The discrepancy in the results concerning the association of RoM and body sway and the difference between ML and AP direction in the current study may be due to several reasons. The athletes in the current study were highly trained from different individual and team sports. Moreover, some athletes were younger, probably with incomplete postural control system maturation45. There is a greater average decrement of ankle joint RoM in females than males with aging22, which was confirmed in our study where age and gender were significant predictors in almost all body sway components. Additionally, most of the studies that investigated the association of ankle RoM and body sway were conducted on young adults, adults, as well as older adults, with little possibility of comparing our results with other results from similar studies. Nevertheless, the biggest strength of our study is a large sample of highly trained athletes from different sports. The results from the current study showed that body sway during quiet stance is similar in both legs regardless of a sport confirming that highly trained athletes use both limbs effectively in playing and stabilizing the body46. Additionally, the current study showed which control strategy during unipedal standing is used by highly trained athletes.

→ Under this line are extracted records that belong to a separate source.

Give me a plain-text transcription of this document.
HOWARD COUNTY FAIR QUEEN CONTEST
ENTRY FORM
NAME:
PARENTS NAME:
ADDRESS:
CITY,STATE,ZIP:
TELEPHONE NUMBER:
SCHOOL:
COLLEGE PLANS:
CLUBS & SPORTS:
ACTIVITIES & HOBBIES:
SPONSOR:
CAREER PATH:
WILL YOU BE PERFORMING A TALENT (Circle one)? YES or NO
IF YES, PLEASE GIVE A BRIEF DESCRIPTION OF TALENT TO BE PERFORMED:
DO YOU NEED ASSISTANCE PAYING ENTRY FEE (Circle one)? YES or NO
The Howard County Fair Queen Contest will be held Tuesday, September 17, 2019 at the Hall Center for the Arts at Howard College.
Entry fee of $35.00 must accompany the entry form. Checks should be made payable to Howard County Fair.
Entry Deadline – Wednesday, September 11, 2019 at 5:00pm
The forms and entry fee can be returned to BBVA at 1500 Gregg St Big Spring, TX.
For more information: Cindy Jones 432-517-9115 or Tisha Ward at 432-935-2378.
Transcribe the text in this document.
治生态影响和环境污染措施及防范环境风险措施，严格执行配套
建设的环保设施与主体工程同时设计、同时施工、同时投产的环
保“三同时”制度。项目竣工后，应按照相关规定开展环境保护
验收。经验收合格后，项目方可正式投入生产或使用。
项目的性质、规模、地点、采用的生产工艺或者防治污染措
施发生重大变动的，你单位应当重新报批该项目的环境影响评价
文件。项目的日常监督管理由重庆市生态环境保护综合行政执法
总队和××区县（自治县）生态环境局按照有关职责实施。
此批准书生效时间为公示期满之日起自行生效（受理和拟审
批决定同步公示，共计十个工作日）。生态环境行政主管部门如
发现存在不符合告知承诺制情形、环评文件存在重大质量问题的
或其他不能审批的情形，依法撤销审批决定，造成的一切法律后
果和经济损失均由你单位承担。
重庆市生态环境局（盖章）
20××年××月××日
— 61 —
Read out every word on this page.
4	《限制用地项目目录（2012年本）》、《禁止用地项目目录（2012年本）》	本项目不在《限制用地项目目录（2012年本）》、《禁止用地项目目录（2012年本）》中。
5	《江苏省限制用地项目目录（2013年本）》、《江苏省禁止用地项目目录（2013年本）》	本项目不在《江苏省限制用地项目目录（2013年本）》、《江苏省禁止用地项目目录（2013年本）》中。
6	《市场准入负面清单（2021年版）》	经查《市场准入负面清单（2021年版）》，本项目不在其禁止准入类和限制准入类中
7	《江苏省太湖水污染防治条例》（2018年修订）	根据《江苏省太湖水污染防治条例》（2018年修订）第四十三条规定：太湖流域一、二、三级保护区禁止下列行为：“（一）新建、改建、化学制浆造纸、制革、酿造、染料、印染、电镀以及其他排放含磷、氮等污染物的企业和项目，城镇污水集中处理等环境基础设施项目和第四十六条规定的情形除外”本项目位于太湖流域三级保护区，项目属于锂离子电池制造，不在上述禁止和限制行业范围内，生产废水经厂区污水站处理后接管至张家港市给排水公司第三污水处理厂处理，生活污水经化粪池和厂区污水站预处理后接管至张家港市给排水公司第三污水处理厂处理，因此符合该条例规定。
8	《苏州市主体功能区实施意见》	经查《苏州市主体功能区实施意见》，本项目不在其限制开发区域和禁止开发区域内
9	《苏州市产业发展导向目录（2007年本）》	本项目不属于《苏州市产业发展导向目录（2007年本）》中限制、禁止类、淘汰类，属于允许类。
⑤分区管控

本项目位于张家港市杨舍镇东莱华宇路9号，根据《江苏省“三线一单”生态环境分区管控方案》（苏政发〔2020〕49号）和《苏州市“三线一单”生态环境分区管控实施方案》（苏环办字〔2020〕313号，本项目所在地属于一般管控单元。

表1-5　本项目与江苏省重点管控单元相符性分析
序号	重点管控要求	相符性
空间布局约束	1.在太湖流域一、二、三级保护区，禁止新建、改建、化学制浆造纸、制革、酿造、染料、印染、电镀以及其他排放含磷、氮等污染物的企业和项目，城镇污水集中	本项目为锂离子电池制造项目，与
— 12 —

A few limitations should be mentioned, in particular in view of the nature of testing approach. Although single-leg standing tests are common in obtaining standardized data, it would be desirable for highly trained athletes to assess balance under more complex or unstable conditions. Another important limitation is the fact that participants were highly trained and healthy. Therefore, the results cannot be generalized to injured populations or older adults. Studies in which researchers would investigate similar relations in injured populations, are warranted. Additionally, Hertel et al.47 stated that foot morphology affects the postural sway in single-leg stance, which was not considered in the present study. Finally, based on a small proportion of the variance that explained body sway during single-leg quiet stance, it remains unclear whether balance and ankle strength and RoM are independent or dependent neuromuscular capacities in healthy young trained athletes. The findings from the current study provide further evidence concerning the relationship between increased ankle strength and RoM and body sway. However, due to the fact that only small amount of the variance in CoP variables was explained, further research are warranted.

Conclusions

In the present study, we demonstrated that postural balance during single-leg stance in young trained athletes is correlated with ankle ROM and muscle strength. Specifically, ankle RoM showed significant relationship with CoP variables in ML direction. Accordingly, decreased ankle RoM can be considered as an important determinant of body sway in trained athletes. The results of the current study could be of benefit to the practitioners seeking to identify postural profile and to make an appropriate adjustment for balance performance enhancement.